Heureusement, certaines implémentations sont plus populaires que d’autres. OpenSSL est un exemple d’implémentation libre des protocoles SSL/TLS. Microsoft possède sa propre implémentation de SSL et TLS, dont le code source n’est pas accessible publiquement. Une règle de base en cryptographie est de ne jamais implémenter un protocole soi-même. C’est là que sont commises les erreurs ! De très nombreux informaticiens ont planché des heures sur OpenSSL, et des failles sont encore régulièrement découvertes.
On peut dire que la NSA “triche” : elle ne s’attaque pas (officiellement) aux mathématiques fondamentales des algorithmes, mais plutôt à leurs standards d’implémentation, en y insérant des “erreurs” intentionnelles qu’elle seule est capable d’exploiter. Par ailleurs, il existe beaucoup d’autres erreurs non intentionnelles, fréquemment découvertes par des chercheurs en sécurité informatique, qui se font une joie de rendre publiques leurs découvertes. Les erreurs d’implémentation sont la voie principale par laquelle les protocoles et algorithmes sont “cassés”.
La NSA utiliserait la “force brute” (en testant toutes les combinaisons possibles) pour des déchiffrements. Pourquoi utiliser cette technique, habituellement jugée la plus simple ?
La “force brute” est la technique la plus simple, mais très loin d’être la plus pratique – la plupart du temps, réaliser une attaque par force brute prendrait plusieurs milliards d’années. La force brute consiste à tester toutes les combinaisons de clés possibles sur un texte chiffré donné, afin de retrouver son texte original (dit texte “en clair”). Or, le nombre de combinaisons possibles moyen aujourd’hui est de l’ordre de 2256, un nombre astronomique, qu’il est pratiquement impossible de parcourir avec la technologie actuelle.
Tous les algorithmes cryptographiques sont vulnérables à la force brute. On dit d’ailleurs qu’un algorithme est “cassé” dès lors qu’une attaque plus “intelligente” est trouvée, réduisant significativement le nombre d’essais.
Certains géants du Net disent avoir implémenté la “forward secrecy” pour mieux protéger leurs utilisateurs. Cette technique est censée empêcher de capter la clé utilisée pour chiffrer la session, en n’envoyant que des indications pour la générer, et non pas la clé elle-même. Cette technique a-t-elle un quelconque intérêt face à la surveillance d’État ?
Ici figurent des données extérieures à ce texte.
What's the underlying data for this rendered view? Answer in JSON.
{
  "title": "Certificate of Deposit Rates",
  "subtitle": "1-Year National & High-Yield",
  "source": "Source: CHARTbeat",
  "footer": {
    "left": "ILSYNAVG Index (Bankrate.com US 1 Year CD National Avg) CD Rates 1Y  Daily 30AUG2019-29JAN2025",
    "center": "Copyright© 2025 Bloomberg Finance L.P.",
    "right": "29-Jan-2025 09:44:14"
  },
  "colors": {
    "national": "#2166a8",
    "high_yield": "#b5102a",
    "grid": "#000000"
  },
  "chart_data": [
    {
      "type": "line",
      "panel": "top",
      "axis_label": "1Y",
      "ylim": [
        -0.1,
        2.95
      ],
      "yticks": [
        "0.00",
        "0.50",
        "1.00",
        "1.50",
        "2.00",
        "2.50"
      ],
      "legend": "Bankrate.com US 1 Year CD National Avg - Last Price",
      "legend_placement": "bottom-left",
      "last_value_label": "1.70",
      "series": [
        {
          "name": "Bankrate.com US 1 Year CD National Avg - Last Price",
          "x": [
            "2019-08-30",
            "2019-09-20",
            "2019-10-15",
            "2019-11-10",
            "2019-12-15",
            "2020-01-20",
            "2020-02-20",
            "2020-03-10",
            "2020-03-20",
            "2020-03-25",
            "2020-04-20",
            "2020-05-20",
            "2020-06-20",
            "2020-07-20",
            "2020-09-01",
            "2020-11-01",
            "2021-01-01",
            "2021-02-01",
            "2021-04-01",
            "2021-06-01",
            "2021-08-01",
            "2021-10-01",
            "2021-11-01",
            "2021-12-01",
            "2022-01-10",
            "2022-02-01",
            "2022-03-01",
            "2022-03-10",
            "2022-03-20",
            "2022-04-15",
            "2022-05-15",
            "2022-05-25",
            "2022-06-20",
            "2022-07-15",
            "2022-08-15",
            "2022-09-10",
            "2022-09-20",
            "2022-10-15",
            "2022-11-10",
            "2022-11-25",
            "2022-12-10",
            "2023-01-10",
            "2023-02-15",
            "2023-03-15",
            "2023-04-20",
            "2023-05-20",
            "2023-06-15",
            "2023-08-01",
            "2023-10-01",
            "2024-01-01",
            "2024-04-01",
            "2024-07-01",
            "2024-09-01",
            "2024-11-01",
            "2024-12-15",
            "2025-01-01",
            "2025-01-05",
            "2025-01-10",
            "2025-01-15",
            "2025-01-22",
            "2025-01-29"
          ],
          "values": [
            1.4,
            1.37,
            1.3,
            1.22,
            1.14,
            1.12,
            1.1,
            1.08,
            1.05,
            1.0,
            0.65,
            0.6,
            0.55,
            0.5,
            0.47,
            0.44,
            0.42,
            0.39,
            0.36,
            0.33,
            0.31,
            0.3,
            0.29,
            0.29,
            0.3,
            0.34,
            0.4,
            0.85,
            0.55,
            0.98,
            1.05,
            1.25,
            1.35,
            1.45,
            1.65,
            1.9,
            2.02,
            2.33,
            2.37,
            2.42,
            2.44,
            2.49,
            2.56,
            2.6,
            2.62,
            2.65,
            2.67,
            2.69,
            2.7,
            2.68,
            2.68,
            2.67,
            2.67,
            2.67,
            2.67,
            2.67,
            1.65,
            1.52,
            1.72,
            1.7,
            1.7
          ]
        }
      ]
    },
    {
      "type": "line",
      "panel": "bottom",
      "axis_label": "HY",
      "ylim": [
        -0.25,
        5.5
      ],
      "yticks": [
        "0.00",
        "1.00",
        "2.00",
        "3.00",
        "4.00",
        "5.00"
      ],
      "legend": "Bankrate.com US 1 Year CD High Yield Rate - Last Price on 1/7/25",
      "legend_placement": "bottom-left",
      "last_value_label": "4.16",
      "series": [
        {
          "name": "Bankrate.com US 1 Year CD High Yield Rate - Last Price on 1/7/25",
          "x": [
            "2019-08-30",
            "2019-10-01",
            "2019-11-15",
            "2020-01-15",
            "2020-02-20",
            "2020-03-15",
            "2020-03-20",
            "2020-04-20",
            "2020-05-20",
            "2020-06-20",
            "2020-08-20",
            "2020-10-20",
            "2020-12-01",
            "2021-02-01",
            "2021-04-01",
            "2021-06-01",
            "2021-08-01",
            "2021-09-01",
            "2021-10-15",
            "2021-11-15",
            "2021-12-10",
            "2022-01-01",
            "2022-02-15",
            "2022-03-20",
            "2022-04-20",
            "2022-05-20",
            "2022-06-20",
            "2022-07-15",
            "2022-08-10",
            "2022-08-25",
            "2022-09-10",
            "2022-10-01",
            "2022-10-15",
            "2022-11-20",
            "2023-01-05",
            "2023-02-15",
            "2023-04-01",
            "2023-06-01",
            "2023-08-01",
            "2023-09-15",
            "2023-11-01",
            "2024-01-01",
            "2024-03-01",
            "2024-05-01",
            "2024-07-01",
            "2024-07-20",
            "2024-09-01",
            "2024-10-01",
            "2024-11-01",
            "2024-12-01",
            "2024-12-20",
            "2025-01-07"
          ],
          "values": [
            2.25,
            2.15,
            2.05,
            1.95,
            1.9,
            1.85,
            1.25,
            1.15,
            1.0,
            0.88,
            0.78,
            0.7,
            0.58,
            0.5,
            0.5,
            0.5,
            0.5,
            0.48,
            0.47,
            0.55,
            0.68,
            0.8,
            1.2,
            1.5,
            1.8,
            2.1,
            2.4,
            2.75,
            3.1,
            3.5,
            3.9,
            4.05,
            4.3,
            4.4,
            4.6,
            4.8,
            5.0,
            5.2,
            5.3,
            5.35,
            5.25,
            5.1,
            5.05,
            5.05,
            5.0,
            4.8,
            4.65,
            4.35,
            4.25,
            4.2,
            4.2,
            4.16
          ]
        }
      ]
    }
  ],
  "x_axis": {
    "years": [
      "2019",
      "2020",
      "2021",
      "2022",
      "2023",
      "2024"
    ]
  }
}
Oui. Une façon pour les États de contourner TLS est de demander (sous ordre d’un juge, par exemple) aux sites concernés (Google, Facebook, Microsoft, etc.) la clé privée de leur certificat (cette clé est utilisée pour déchiffrer tout ce qui a été chiffré avec leur clé publique). Avec cette clé privée, et un enregistrement des données chiffrées en TLS, il est possible de retrouver l’échange de clé initial et de déchiffrer le reste de la conversation.
Avec la forward secrecy, l’échange de clé se produit de manière à ce que la clé ne transite jamais, mais puisse être calculée par les deux parties prenantes à l’échange : un tiers qui intercepte les communications ne pourra pas la connaître. De cette manière, même si la NSA arrivait à récupérer la clé privée et à déchiffrer l’échange de clés, elle ne pourrait pas déchiffrer le reste de la conversation. A moins, comme nous l’avons vu, qu’elle puisse exploiter des erreurs d’implémentation dans ce protocole.